Monday, May 21, 2007

Immigration

I don't really have a position on the immigration bill, and I don't have any idea how to solve the problems we face with immigration. I think many of the people on the right are ridiculously alarmist at best and racist at worst, but I don't doubt that the influx of immigrants puts a huge strain on our infrastructure and economy. Nor do I really buy that there are "jobs Americans won't do." It's a complex issue, and the only absolute I can see in it is that the practice of demonizing (sometimes literally) the immigrants, the poorest and most powerless members of our society, is disgusting and unacceptable. And referring to them as criminals is ridiculous. Yes, they are technically breaking the law, but not all laws are created equal. These people don't come to America to commit violence or theft, they come to get an honest day's pay (or at least the closest they can find) for an honest day's work. You can't tell a man with a hungry family that all the good jobs are on one side of this imaginary line, but he has to stay on the other side. And referring to immigrants as "illegals" is one of the worst manifestations of this. How can a person be illegal?

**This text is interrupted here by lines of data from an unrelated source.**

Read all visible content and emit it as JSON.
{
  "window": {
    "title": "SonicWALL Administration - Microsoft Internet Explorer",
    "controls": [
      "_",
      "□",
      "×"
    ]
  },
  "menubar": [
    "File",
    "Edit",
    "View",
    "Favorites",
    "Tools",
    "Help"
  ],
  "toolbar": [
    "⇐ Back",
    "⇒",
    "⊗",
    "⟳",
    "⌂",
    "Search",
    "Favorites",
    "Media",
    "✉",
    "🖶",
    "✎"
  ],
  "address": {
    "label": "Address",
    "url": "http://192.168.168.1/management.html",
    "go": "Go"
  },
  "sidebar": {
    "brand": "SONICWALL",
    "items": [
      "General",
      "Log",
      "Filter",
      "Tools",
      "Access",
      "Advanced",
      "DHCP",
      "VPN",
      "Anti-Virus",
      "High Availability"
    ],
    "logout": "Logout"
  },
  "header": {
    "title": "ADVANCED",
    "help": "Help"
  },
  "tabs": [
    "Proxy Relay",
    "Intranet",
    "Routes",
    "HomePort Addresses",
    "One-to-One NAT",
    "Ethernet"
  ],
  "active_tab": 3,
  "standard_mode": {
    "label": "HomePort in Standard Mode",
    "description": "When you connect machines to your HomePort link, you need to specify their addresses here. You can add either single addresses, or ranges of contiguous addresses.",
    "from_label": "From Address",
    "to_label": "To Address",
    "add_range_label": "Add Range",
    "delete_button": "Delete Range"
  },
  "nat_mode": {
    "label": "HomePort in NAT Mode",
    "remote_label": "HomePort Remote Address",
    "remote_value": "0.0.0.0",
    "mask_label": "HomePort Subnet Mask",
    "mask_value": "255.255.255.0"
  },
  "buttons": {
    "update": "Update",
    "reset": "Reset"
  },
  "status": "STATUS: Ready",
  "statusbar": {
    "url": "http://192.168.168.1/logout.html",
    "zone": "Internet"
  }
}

So one of the lines I keep hearing from the right on this issue is that we are rewarding the people who have broken the law to get here, and punishing all those good foreign people who are waiting in line to legally come here. This sounds like a good argument, but I wonder how true it is. Do these lines of patient would-be immigrants exist? It seems to me that, if you have a hungry family, and you know you can get a good job over the border, you're not going to wait five years for your application to go through. You're going to go get a job. Is this another rhetorical myth the conservatives have dreamed up? Again, I don't know anything about it, and I don't have any scholarship or experience in the area. I'm just wondering aloud.